"Pai aos 50" é um espaço de opinião semanal assinado pelo escritor Joel Neto
A minha resolução para 2026 é não pedir desculpa. Tomo-a ainda em Novembro, início do mês, porque vou precisar de umas semanas de treino. Um ano sem pedir desculpa, nem uma vez só - vai dar trabalho.
Oh, como eu me sentiria empoderado, como macho e como gente.
Neste momento peço desculpa umas boas vinte vezes ao dia. Aos fins-de-semana, que a malta anda mais na rua, quarenta. Peço desculpa por não ter podido ir, por ainda não ter conseguido ler, por na segunda-feira não me ser possível comparecer, por nunca ter atendido - por me ter esquecido de enviar o email, a mensagem de WhatsApp, a SMS. As pessoas ouvem-me com paciência, fazem um ar de comiseração e meneiam a cabeça numa espécie de: então agora já podemos contar contigo, certo?
E começa tudo de novo.
"Desculpa mas não consigo", rogo. Desculpa mas não deu. Desculpem. Peço imensa desculpa. Ai, desculpa, desculpa, desculpa. Perdoa-me. Perdoem-me. Perdoe-me. Mil perdões.
Um pede que vá à exposição dele. Outro precisa só de cinco minutos a explicar-lhe como quero o armazém arrumado. Outro ainda estranha que eu nunca mais tenha querido jogar golfe. Passo o dia nisso. Almoços, jantares, breves cafés, telefonemas (muitos, muitos telefonemas). Compromissos culturais, demandas cívicas, estratégias empresariais. Atenções, esclarecimentos de dúvidas, meras informações sobre o estado de saúde dos familiares, a entrega famigerada do famigerado livro - falho com tudo.
Nem sequer consigo ter uma boa noção das coisas com que falho, porque, se numa semana cancelo metade do que tenho para fazer e tento corresponder àquilo que me pedem, logo surgem mais faltas ainda, escondidas por debaixo das primeiras, como a base do icebergue da minha ignomínia.
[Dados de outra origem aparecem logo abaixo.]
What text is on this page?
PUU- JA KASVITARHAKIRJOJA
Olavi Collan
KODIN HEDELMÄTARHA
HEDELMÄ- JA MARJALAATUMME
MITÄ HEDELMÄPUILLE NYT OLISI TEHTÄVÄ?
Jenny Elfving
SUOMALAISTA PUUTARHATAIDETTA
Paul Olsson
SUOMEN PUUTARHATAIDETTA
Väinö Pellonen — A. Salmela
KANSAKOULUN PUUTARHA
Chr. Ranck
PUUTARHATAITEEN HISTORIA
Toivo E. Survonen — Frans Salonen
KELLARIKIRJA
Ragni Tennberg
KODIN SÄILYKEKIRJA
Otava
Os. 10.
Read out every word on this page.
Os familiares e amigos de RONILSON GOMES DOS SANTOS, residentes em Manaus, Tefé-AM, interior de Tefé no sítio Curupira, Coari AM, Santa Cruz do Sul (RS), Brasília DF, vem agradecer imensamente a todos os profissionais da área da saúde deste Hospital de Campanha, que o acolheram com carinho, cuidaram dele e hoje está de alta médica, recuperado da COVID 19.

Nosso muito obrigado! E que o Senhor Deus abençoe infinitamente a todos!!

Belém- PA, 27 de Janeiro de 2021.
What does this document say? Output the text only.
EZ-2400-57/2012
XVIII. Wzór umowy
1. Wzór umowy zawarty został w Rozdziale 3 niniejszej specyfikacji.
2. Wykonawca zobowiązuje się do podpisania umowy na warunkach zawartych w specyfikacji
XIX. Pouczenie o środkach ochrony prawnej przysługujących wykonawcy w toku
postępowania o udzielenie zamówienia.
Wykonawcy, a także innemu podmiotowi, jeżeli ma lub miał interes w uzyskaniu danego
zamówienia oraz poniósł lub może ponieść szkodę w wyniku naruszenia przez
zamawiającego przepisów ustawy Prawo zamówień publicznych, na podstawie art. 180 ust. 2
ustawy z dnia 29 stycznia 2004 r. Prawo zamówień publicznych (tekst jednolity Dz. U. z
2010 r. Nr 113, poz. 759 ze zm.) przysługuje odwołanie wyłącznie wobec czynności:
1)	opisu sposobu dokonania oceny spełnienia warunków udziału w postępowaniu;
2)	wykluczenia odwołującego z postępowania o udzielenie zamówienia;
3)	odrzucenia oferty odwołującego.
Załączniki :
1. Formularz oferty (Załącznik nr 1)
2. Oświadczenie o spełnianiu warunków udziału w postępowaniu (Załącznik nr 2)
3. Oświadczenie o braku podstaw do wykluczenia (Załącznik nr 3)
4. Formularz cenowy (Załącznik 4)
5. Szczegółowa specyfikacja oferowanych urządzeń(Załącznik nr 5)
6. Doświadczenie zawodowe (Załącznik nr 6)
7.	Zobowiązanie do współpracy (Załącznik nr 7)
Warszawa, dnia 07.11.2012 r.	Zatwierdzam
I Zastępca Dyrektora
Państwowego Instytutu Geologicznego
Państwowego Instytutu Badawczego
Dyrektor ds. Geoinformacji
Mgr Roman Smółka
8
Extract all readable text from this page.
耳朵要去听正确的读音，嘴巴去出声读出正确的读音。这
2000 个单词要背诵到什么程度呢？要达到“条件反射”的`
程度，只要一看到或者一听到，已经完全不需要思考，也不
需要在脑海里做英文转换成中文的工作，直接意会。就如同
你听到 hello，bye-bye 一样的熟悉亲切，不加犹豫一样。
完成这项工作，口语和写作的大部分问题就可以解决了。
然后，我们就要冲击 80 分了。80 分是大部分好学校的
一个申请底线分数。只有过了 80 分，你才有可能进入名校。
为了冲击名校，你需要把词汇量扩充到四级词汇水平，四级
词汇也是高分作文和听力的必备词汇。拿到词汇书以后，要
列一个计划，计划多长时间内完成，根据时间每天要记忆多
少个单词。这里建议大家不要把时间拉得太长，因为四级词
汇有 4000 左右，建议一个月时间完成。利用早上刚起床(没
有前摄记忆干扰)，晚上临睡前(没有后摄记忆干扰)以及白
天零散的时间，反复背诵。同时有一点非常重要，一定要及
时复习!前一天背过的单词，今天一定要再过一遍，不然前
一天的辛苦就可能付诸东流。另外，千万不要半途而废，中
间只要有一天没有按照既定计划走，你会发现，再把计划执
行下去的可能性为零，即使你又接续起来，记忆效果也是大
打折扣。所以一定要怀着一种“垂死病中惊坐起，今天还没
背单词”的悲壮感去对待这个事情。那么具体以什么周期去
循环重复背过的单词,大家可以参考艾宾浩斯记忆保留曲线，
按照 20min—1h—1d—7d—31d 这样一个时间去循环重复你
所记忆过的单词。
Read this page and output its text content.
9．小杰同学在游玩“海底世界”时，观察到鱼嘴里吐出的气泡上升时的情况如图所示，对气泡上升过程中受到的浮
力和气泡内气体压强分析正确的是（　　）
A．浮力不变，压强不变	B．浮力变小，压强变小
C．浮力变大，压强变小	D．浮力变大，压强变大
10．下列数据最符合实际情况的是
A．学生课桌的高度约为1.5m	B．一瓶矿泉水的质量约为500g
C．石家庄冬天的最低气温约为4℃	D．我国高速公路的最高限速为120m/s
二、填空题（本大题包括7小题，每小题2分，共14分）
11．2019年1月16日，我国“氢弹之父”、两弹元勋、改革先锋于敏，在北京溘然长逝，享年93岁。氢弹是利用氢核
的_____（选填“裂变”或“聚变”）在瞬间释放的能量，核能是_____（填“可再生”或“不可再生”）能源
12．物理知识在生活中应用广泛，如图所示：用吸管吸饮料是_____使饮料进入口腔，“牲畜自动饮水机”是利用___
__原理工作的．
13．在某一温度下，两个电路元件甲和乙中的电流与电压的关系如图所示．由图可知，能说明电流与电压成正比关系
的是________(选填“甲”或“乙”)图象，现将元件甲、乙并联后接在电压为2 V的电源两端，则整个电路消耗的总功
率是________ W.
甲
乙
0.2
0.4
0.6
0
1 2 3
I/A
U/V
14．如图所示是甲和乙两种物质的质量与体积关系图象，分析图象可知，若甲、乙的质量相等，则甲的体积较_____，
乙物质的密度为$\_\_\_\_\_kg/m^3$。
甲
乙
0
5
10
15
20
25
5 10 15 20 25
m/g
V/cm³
"Caramba, a vida não é só trabalho!", dizem-me alguns, numa exasperação. Essa é a melhor de todas, porque no fundo o que querem dizer é: "Vá, faz lá uma pausa, mas é, e dá-me atenção". E, se estou na livraria, apanham-me de computador aberto, sentam-se ao meu lado, e aqui vai disto. Só a minha aflição os apazigua um pouco. Ainda assim, peço desculpa, levanto-me e passo o resto do dia a sentir-me um escroque horroroso, egoísta, indiferente - um sociopata.
A verdade é que eu talvez devesse ficar contente por tanta gente, em tantas circunstâncias e âmbitos, pedir a minha atenção. Mas já dou menos tempo ao meu filho do que gostaria e, neste momento, nem sequer consigo imaginar como o vou dar à minha filha também - onde é que eu vou arranjar agora mais desculpas para pedir?
"Não vou porque não quero." O homem que é capaz de dizer isto - esse é o que eu mais invejo no Mundo.